Es wird erotisch aufgerüstet im Hause Eisenstein: Die Neuköllner Oper zeigt Johann Strauß’ „Fledermaus“ in aktualisierter Form - Zutritt ab 18 Jahren.

Dass etwas passiert sein muss mit der „Fledermaus“ von Johann Strauß, verrät schon der dezente Hinweis „Eintritt garantiert ab 18“, mit dem die Neuköllner Oper für ihre Neuaneignung des Operettenklassikers wirbt. Und tatsächlich will sich das Team um die Regisseurin Julia Lwowski, die Kostüm- und Bühnenbildnerin Yassu Yabara sowie den Komponisten und Arrangeur Tobias Schwencke nicht mit den frivolen Andeutungen begnügen, von denen das Werk durchzogen ist.

Es wird also erotisch aufgerüstet im Hause Eisenstein, dessen zankend und kopulierend zusammenlebende Gebieter ihr Geld wohl als Anbieter entsprechender Dienstleistungen verdienen, während Kammermädchen Adele zu einer abhängig Beschäftigten mit Künstlerinnenseele mutiert, die sich Gedanken über die Ästhetik von Sade-Pornos macht. Auch im weiteren Verlauf funktioniert das neue Setting verblüffend gut: Immer wieder können ganze Abschnitte des Originals in dem ansonsten sprachlich aktualisierten und unter anderem durch herrlich genau beobachteten Partytalk erweiterten Text unverändert stehen bleiben und witzig fortwirken.

Das Experiment gelingt

Dass die Aufführung weit mehr zu bieten hat als eine erotisierte Aktualisierung einer betulich gewordenen Operette, liegt nicht nur an der Freiheit, mit der die für Akkordeon, Saxofon, Kontrabass und Klavier arrangierte Partitur behandelt und mit anderen Stilen überblendet wird, sondern generell an der Kunst des Übergangs, den das Team auf vielen Ebenen beherrscht. Live-Cam und Bühnenaktion, Pause und Bühnenparty, Strauss und Dancefloormucke, Ästhetisierung und Anschaulichkeit gehen ineinander über, während sich die Handlung einer szenischen Reflexion über Sacher-Masochs fast zeitgleich mit der Operette erschienenen Roman „Venus im Pelz“ nähert.

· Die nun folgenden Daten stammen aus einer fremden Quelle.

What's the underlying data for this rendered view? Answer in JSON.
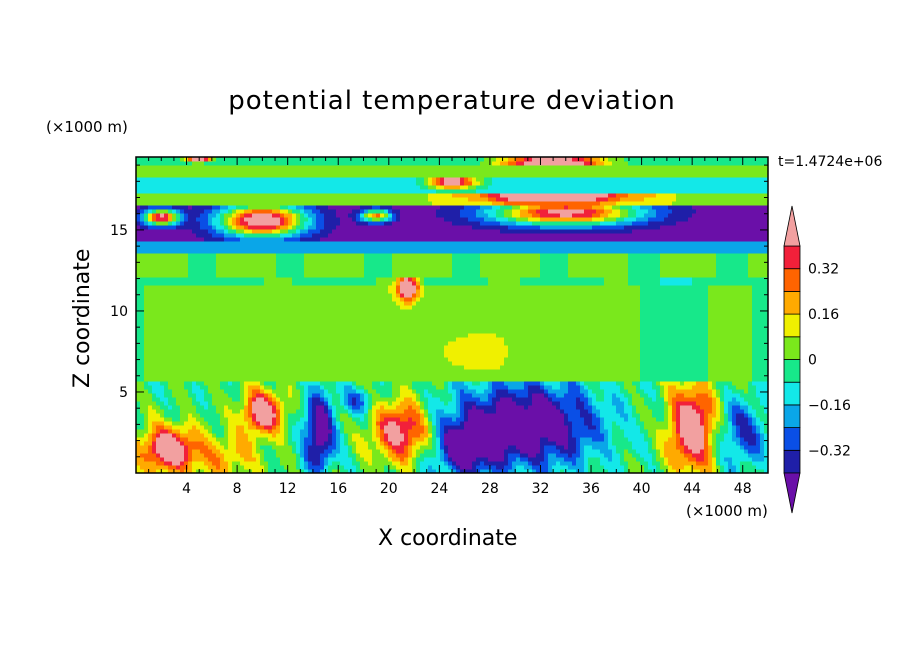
{
  "chart_data": {
    "type": "heatmap",
    "title": "potential temperature deviation",
    "xlabel": "X coordinate",
    "ylabel": "Z coordinate",
    "x_units": "(×1000 m)",
    "y_units": "(×1000 m)",
    "time_label": "t=1.4724e+06",
    "xlim": [
      0,
      50
    ],
    "ylim": [
      0,
      19.5
    ],
    "x_ticks": [
      "4",
      "8",
      "12",
      "16",
      "20",
      "24",
      "28",
      "32",
      "36",
      "40",
      "44",
      "48"
    ],
    "x_tick_values": [
      4,
      8,
      12,
      16,
      20,
      24,
      28,
      32,
      36,
      40,
      44,
      48
    ],
    "y_ticks": [
      "5",
      "10",
      "15"
    ],
    "y_tick_values": [
      5,
      10,
      15
    ],
    "colorbar": {
      "labels": [
        "0.32",
        "0.16",
        "0",
        "−0.16",
        "−0.32"
      ],
      "label_levels": [
        0.32,
        0.16,
        0,
        -0.16,
        -0.32
      ],
      "levels": [
        -0.4,
        -0.32,
        -0.24,
        -0.16,
        -0.08,
        0,
        0.08,
        0.16,
        0.24,
        0.32,
        0.4
      ],
      "colors": [
        "#6a0fa8",
        "#1f1fa8",
        "#0a4fe6",
        "#0aa6e8",
        "#13e8e8",
        "#17e88a",
        "#7ae81c",
        "#f0f000",
        "#ffaa00",
        "#ff6400",
        "#f2203a",
        "#f2a0a0"
      ],
      "under_color": "#6a0fa8",
      "over_color": "#f2a0a0"
    },
    "field_summary": [
      {
        "z_range": [
          0,
          5.5
        ],
        "description": "boundary layer: mixed warm cores near x=2,10,20,44 and strong cold regions x=24-40"
      },
      {
        "z_range": [
          5.5,
          12
        ],
        "description": "near-zero deviation, slight positive (0 to 0.08)"
      },
      {
        "z_range": [
          12,
          14
        ],
        "description": "slightly negative band"
      },
      {
        "z_range": [
          14,
          16.5
        ],
        "description": "strongly negative band with warm plumes"
      },
      {
        "z_range": [
          16.5,
          19.5
        ],
        "description": "alternating slightly negative bands with warm patches near top"
      }
    ]
  }
}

Das Experiment gelingt dank der Vielseitigkeit, Einsatzbereitschaft und stimmlichen Qualitäten des Casts, der von Nadezda Zelujkina und Roman Lemberg musikalisch geleitet wird: Thorbjörn Björnsson als unbarmherzig triebgesteuerter Eisenstein und Hrund Ósk Árnadóttir als spitzentonfeste Rosalinde überzeugen ebenso durch ihre Präsenz wie David Ristau (Falke) mit seinem schön timbrierten Bariton und Sujin Bae mit Adeles facettenreicher Lacharie. Prinz Orlowsky gibt es gleich doppelt: Ein starkes Gespann aus Lust und Liebe sind die volumenstarke Mezzosopranistin Vera Maria Kremers und die grandios dampfplaudernde Gina- Lisa Maiwald.